Sergeant Hanja cleared her throat. “Oh no, that won’t work at all. You see, we pushed the B you filed into procurement. They have a pending rejection on it, but they won’t accept an A form until the B clears. The system’s just not set up to have two tanks requested for a ship that only takes one.”
Connie pursed her lips and muted the pickups again and pounded her fist against the edge of the console, causing Marion’s eyes to widen in alarm.
“Connie…this isn’t healthy. You can’t get so worked up about stuff.”
“You’re right,” she replied, trying to regulate her breathing. “I’m just…just.…”

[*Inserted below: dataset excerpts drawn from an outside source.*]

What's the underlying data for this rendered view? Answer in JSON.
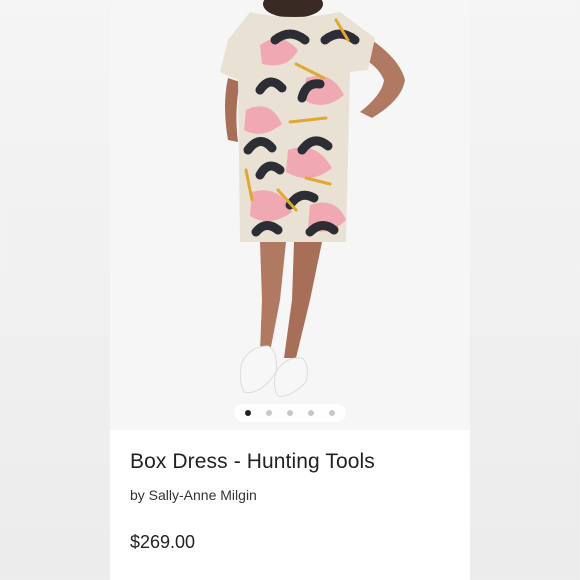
{
  "product": {
    "title": "Box Dress - Hunting Tools",
    "byline": "by Sally-Anne Milgin",
    "price": "$269.00"
  },
  "gallery": {
    "image_count": 5,
    "active_index": 0
  },
  "colors": {
    "card_bg": "#ffffff",
    "dot_active": "#222222",
    "dot_inactive": "#c7c7c7",
    "dress_base": "#e9e2d4",
    "dress_pink": "#f0a8b2",
    "dress_black": "#2d2d35",
    "dress_mustard": "#e0a830",
    "skin": "#b07a62",
    "sneaker": "#f7f7f7"
  }
}
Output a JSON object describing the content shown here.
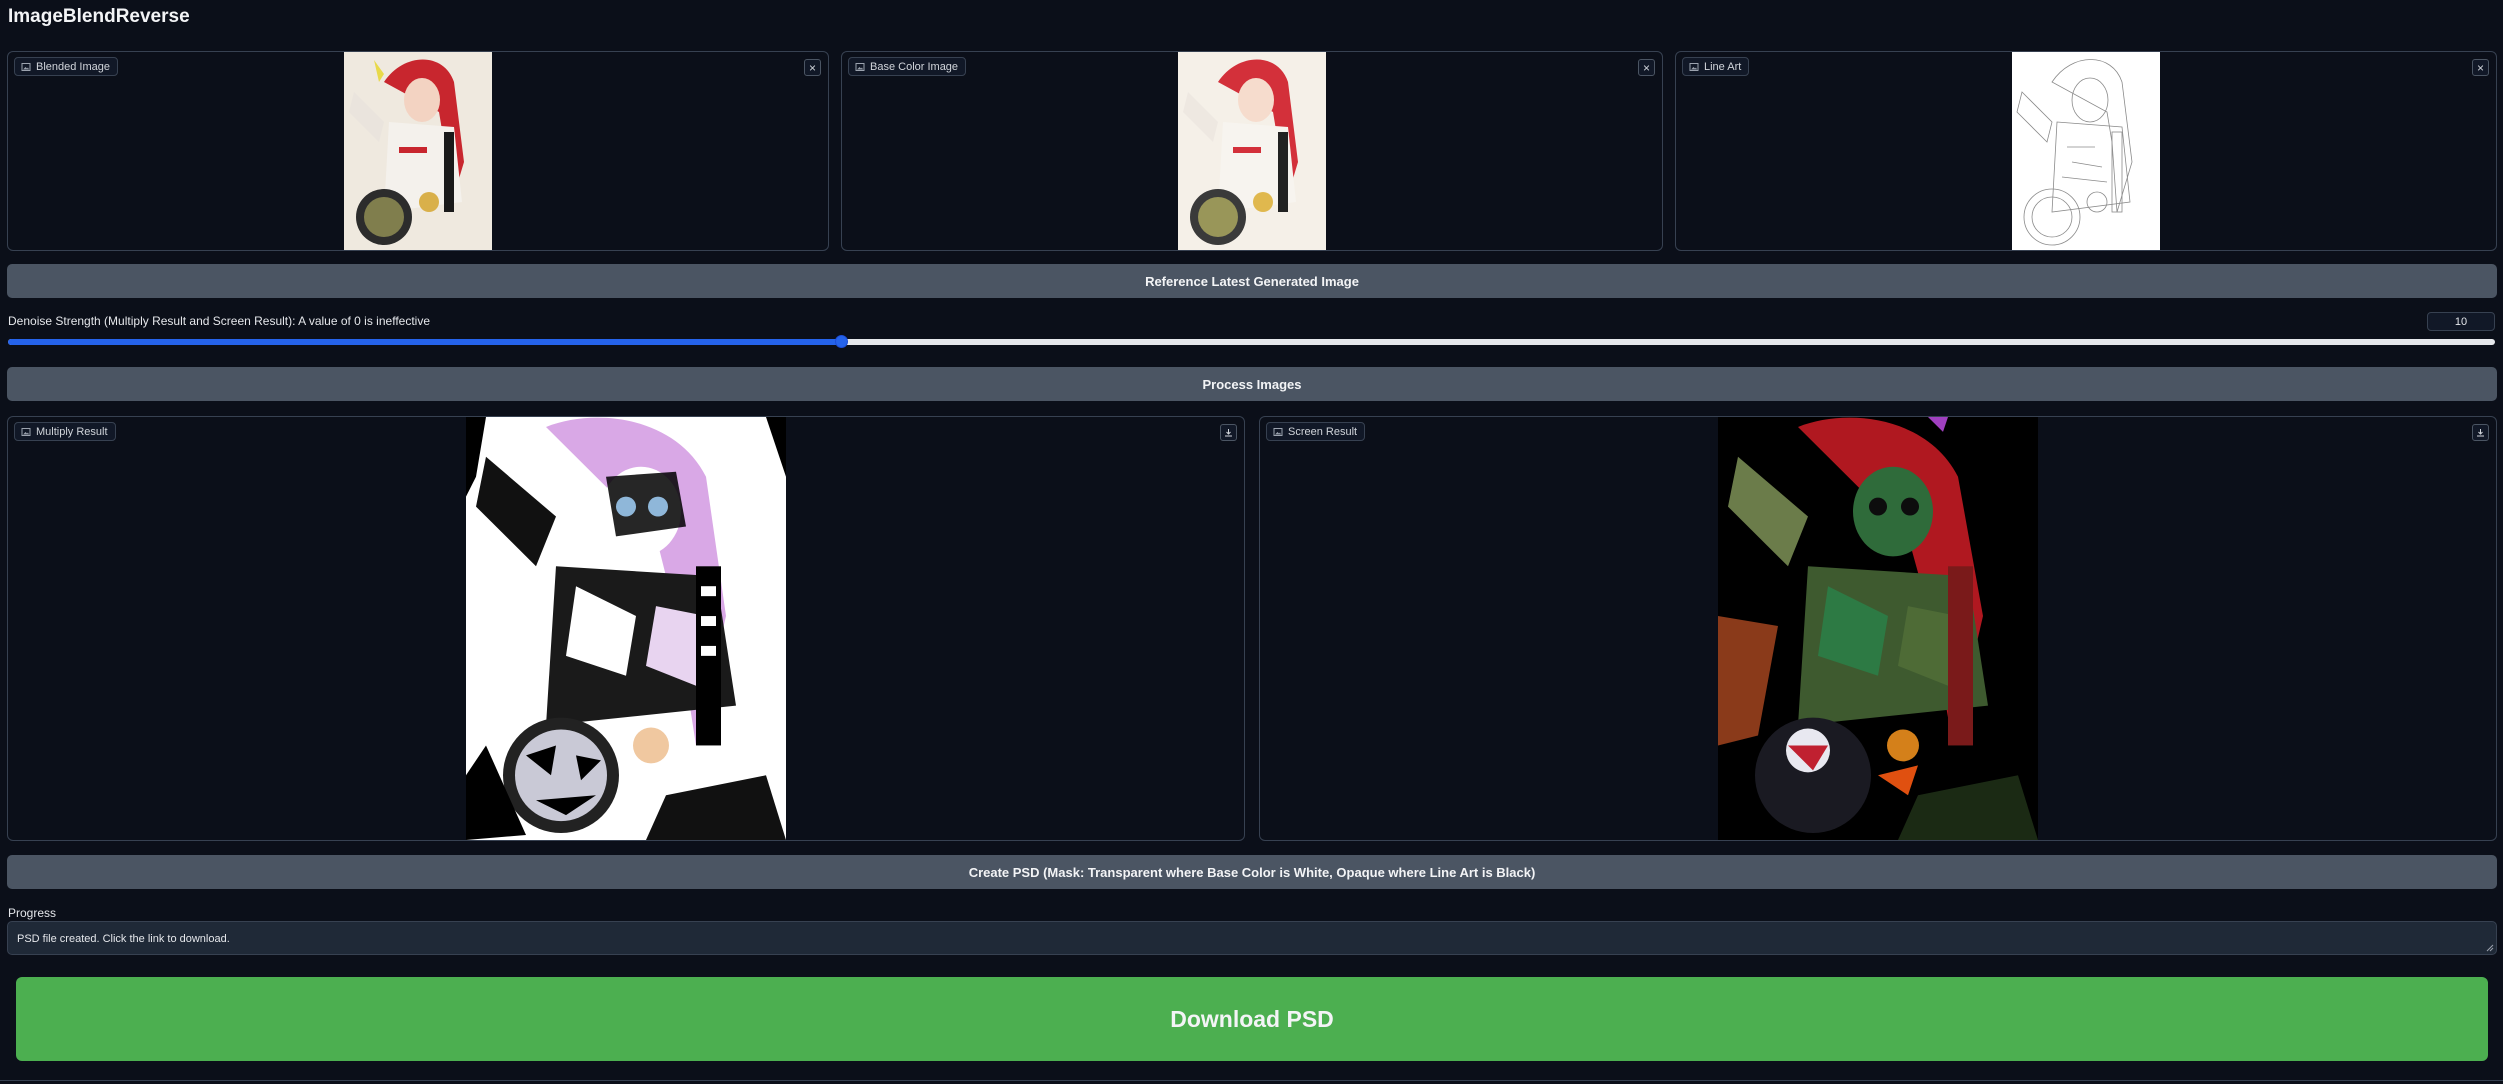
{
  "app": {
    "title": "ImageBlendReverse"
  },
  "inputs": [
    {
      "label": "Blended Image",
      "clear_icon": "close-icon"
    },
    {
      "label": "Base Color Image",
      "clear_icon": "close-icon"
    },
    {
      "label": "Line Art",
      "clear_icon": "close-icon"
    }
  ],
  "reference_button": {
    "label": "Reference Latest Generated Image"
  },
  "denoise": {
    "label": "Denoise Strength (Multiply Result and Screen Result): A value of 0 is ineffective",
    "value": "10",
    "fraction": 0.335
  },
  "process_button": {
    "label": "Process Images"
  },
  "outputs": [
    {
      "label": "Multiply Result",
      "download_icon": "download-icon"
    },
    {
      "label": "Screen Result",
      "download_icon": "download-icon"
    }
  ],
  "create_psd_button": {
    "label": "Create PSD (Mask: Transparent where Base Color is White, Opaque where Line Art is Black)"
  },
  "progress": {
    "label": "Progress",
    "value": "PSD file created. Click the link to download."
  },
  "download_button": {
    "label": "Download PSD"
  },
  "colors": {
    "background": "#0b0f19",
    "button": "#4b5563",
    "accent": "#2563eb",
    "download": "#4caf50"
  }
}
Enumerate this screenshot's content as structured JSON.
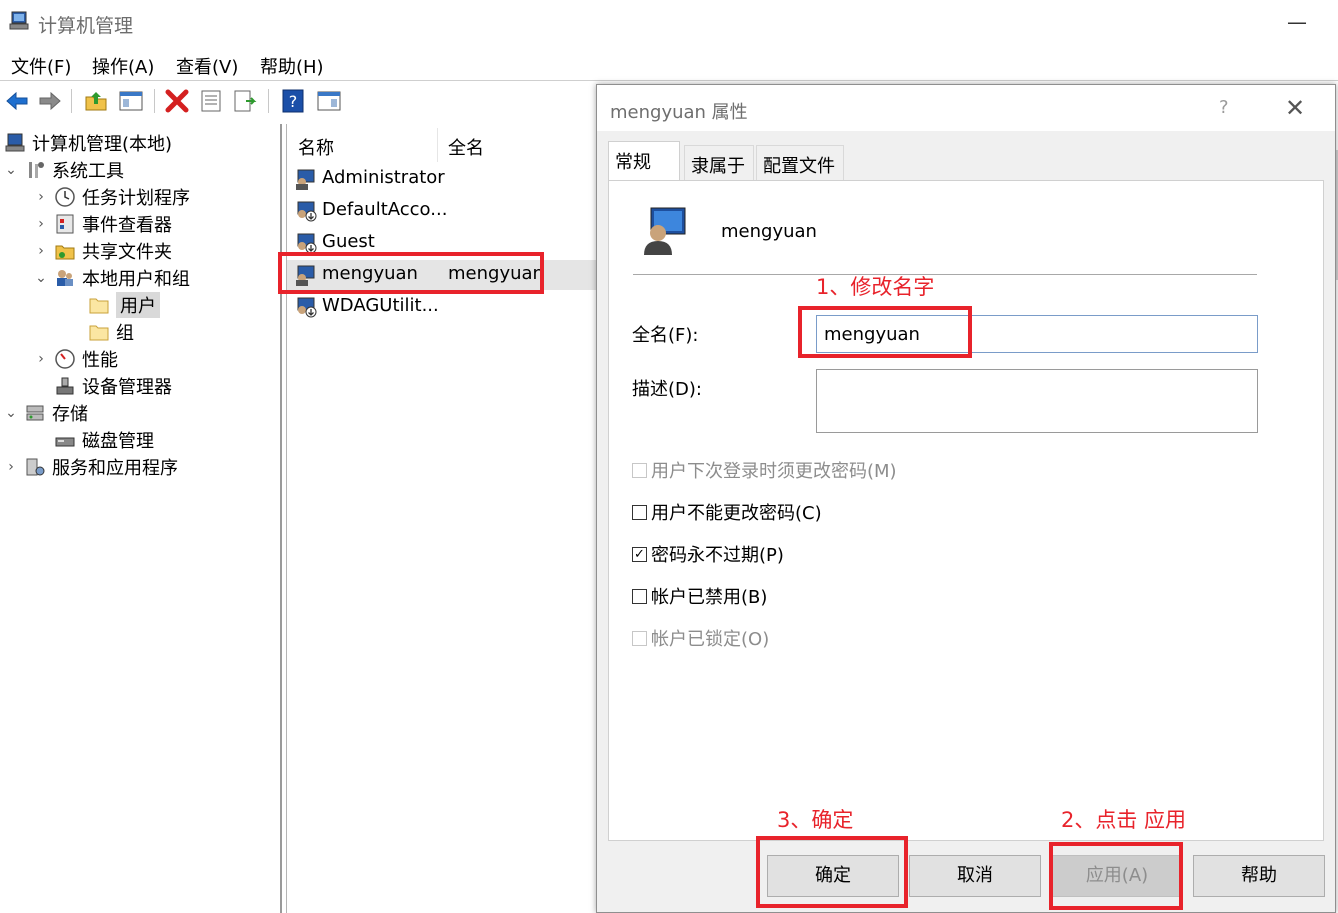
{
  "window": {
    "title": "计算机管理"
  },
  "menu": [
    "文件(F)",
    "操作(A)",
    "查看(V)",
    "帮助(H)"
  ],
  "tree": {
    "root": "计算机管理(本地)",
    "system_tools": "系统工具",
    "task_scheduler": "任务计划程序",
    "event_viewer": "事件查看器",
    "shared_folders": "共享文件夹",
    "local_users_groups": "本地用户和组",
    "users": "用户",
    "groups": "组",
    "performance": "性能",
    "device_manager": "设备管理器",
    "storage": "存储",
    "disk_management": "磁盘管理",
    "services_apps": "服务和应用程序"
  },
  "list": {
    "col_name": "名称",
    "col_fullname": "全名",
    "rows": [
      {
        "name": "Administrator",
        "full": ""
      },
      {
        "name": "DefaultAcco...",
        "full": ""
      },
      {
        "name": "Guest",
        "full": ""
      },
      {
        "name": "mengyuan",
        "full": "mengyuan"
      },
      {
        "name": "WDAGUtilit...",
        "full": ""
      }
    ]
  },
  "dialog": {
    "title": "mengyuan 属性",
    "help_glyph": "?",
    "close_glyph": "✕",
    "tabs": [
      "常规",
      "隶属于",
      "配置文件"
    ],
    "user_name": "mengyuan",
    "fullname_label": "全名(F):",
    "fullname_value": "mengyuan",
    "description_label": "描述(D):",
    "description_value": "",
    "checkboxes": [
      {
        "label": "用户下次登录时须更改密码(M)",
        "checked": false,
        "disabled": true
      },
      {
        "label": "用户不能更改密码(C)",
        "checked": false,
        "disabled": false
      },
      {
        "label": "密码永不过期(P)",
        "checked": true,
        "disabled": false
      },
      {
        "label": "帐户已禁用(B)",
        "checked": false,
        "disabled": false
      },
      {
        "label": "帐户已锁定(O)",
        "checked": false,
        "disabled": true
      }
    ],
    "buttons": {
      "ok": "确定",
      "cancel": "取消",
      "apply": "应用(A)",
      "help": "帮助"
    }
  },
  "annotations": {
    "step1": "1、修改名字",
    "step2": "2、点击 应用",
    "step3": "3、确定",
    "color": "#e8232b"
  },
  "colors": {
    "accent_blue": "#1e6fcf",
    "toolbar_red_x": "#d42020"
  }
}
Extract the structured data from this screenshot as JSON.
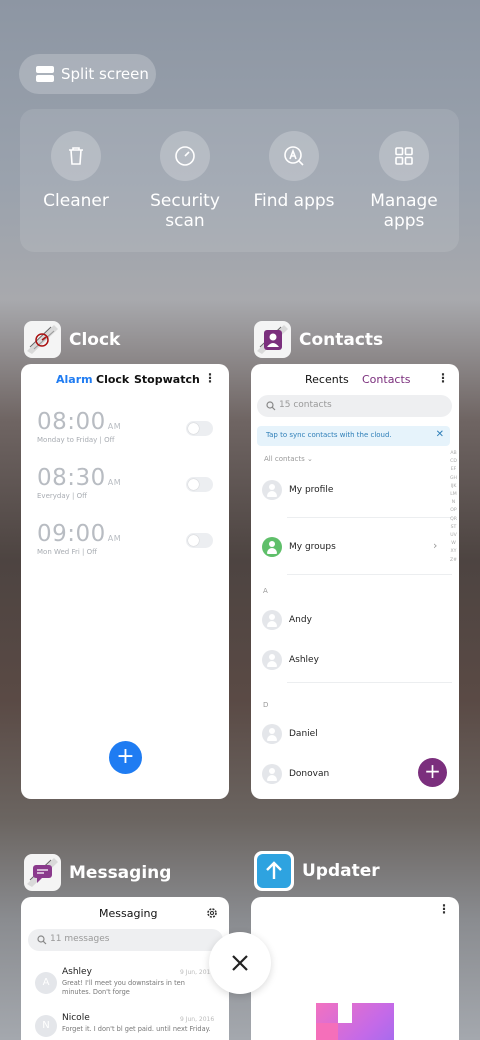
{
  "split_screen": {
    "label": "Split screen",
    "icon": "split-screen-icon"
  },
  "tools": [
    {
      "label": "Cleaner",
      "icon": "trash-icon"
    },
    {
      "label": "Security\nscan",
      "line1": "Security",
      "line2": "scan",
      "icon": "security-scan-icon"
    },
    {
      "label": "Find apps",
      "icon": "find-apps-icon"
    },
    {
      "label": "Manage apps",
      "line1": "Manage",
      "line2": "apps",
      "icon": "manage-apps-icon"
    }
  ],
  "clock": {
    "title": "Clock",
    "tabs": {
      "alarm": "Alarm",
      "clock": "Clock",
      "stopwatch": "Stopwatch"
    },
    "alarms": [
      {
        "time": "08:00",
        "ampm": "AM",
        "days": "Monday to Friday",
        "state": "Off"
      },
      {
        "time": "08:30",
        "ampm": "AM",
        "days": "Everyday",
        "state": "Off"
      },
      {
        "time": "09:00",
        "ampm": "AM",
        "days": "Mon Wed Fri",
        "state": "Off"
      }
    ],
    "fab": "+",
    "accent": "#1f7cf2"
  },
  "contacts": {
    "title": "Contacts",
    "tabs": {
      "recents": "Recents",
      "contacts": "Contacts"
    },
    "search_placeholder": "15 contacts",
    "sync_banner": "Tap to sync contacts with the cloud.",
    "filter": "All contacts",
    "my_profile": "My profile",
    "my_groups": "My groups",
    "sections": [
      {
        "letter": "A",
        "names": [
          "Andy",
          "Ashley"
        ]
      },
      {
        "letter": "D",
        "names": [
          "Daniel",
          "Donovan"
        ]
      }
    ],
    "alphabet": "ABCDEFGHIJKLMNOPQRSTUVWXYZ#",
    "fab": "+",
    "accent": "#7b2f7d"
  },
  "messaging": {
    "title": "Messaging",
    "header": "Messaging",
    "search_placeholder": "11 messages",
    "threads": [
      {
        "initial": "A",
        "name": "Ashley",
        "date": "9 Jun, 2016",
        "preview": "Great! I'll meet you downstairs in ten minutes. Don't forge"
      },
      {
        "initial": "N",
        "name": "Nicole",
        "date": "9 Jun, 2016",
        "preview": "Forget it. I don't bl get paid. until next Friday."
      }
    ]
  },
  "updater": {
    "title": "Updater"
  },
  "close": {
    "icon": "close-icon"
  }
}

“Something to do with the commander’s secret orders?” Marion prompted with a wink.
“Yeah,” Connie nodded. “We can’t sit here for weeks while they get their heads out of their asses, and I’ve seen shit like this take that long to clear up.”
“I’ve got this,” Marion said as she leant over and toggled the pickups, doing her best impersonation of Connie’s accent. “Uhhh…Sergeant Hanja, we’ve checked over everything, and we see that you’re right. So from what we can see—because we have to ship out in four days—we’d like to request a refueling of our H3.”
“Pardon?” the woman on the other end of the comm asked. “You can’t do that, your tank is leaking.”